Mr. Speaker, my reason for rising is the need for an emergency debate on the Liberal inflation tax. As the Speaker knows, half-a-trillion dollars of Liberal inflationary Liberal deficits mean more dollars chasing fewer goods leading to higher prices. It is a long-proven statistical correlation that when governments run huge deficits and print money to pay for it, prices rise for everything and everybody.
Academics, the media and Liberal politicians are trying to tie inflation to the COVID-19 pandemic. Unfortunately, that does not hold water. Saudi Arabia, Switzerland, England, Germany, China, India, Japan, Singapore, the other G7 countries and the eurozone are all grappling with the COVID-19 crisis, and yet inflation is not as high in those places.
Obviously, the cause of our inflation is the major increase in government spending, which is causing an increase in prices. More money and fewer goods mean higher prices.
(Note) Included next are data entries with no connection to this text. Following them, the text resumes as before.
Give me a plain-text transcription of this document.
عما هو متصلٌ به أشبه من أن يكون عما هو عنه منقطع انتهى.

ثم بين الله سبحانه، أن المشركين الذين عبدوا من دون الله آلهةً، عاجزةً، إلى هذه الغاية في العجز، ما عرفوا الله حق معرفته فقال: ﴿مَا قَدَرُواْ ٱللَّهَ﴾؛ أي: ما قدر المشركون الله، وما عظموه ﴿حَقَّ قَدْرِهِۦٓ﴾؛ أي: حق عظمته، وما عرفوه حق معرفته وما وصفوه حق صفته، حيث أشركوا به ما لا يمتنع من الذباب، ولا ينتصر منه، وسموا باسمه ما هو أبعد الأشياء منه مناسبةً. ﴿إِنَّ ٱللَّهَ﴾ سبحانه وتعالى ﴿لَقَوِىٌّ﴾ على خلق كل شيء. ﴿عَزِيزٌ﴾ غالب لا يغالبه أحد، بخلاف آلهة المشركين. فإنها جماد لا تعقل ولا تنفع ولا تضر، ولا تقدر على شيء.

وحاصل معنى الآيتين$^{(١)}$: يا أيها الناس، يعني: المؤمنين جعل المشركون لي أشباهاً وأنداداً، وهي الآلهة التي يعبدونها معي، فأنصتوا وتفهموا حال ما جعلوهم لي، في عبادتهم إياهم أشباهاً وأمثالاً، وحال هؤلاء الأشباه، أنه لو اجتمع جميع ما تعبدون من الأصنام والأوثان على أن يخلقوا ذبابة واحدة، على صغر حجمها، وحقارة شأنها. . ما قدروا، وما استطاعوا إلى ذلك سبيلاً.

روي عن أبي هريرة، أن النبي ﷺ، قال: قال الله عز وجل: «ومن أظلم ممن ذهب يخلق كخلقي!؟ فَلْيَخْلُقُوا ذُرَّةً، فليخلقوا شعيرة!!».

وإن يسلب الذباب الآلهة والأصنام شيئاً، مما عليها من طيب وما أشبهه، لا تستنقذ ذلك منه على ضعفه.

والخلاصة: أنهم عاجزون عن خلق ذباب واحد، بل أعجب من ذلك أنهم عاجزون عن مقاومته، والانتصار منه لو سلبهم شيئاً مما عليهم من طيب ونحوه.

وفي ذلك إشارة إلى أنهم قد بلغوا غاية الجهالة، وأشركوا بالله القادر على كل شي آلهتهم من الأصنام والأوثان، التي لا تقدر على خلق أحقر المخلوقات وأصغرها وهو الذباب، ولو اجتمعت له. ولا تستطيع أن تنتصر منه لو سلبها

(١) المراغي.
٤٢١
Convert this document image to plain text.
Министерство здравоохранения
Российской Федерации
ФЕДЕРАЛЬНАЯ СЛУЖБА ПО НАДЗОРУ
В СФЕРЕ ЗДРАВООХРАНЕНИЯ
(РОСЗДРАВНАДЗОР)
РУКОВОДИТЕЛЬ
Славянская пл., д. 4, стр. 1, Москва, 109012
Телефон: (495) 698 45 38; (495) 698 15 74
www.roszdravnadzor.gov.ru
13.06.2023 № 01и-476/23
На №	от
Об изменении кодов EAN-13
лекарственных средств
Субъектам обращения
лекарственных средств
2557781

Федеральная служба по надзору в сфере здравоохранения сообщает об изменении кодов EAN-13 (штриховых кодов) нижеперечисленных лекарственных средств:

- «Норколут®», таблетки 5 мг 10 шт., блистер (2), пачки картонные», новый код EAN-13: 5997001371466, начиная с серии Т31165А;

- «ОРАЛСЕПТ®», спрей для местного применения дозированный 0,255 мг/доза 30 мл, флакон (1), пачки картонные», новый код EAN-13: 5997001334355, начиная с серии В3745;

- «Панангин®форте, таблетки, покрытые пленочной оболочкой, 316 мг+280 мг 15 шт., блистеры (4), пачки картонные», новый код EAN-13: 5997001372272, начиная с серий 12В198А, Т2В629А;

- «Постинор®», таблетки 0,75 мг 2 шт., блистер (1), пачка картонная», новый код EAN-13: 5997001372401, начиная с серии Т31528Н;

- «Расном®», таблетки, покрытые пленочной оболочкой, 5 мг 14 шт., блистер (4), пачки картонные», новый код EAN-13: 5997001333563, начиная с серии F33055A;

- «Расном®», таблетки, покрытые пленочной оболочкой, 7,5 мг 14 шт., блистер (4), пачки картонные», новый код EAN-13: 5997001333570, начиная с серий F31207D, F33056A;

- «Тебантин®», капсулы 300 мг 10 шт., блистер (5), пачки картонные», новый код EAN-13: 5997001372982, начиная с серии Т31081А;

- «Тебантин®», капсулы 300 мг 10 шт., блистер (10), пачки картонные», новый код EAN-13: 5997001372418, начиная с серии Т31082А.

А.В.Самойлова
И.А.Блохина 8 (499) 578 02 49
We need to have a debate to protect the interests of consumers. Young people are unable to buy homes and often have to live in their parents' basement. Seniors are having a hard time buying groceries. The cost of gas in Canada is going up, partly because of the world price but also because of the stunning weakness of our dollar, which is linked to the fact we are printing money here in Canada.
Price hikes are taking their toll on poor people, those who are suffering, and those who do not have any financial or real estate investments to help them make money. These people need us.
I am therefore calling for an emergency debate to discuss the Liberals' inflationary tax.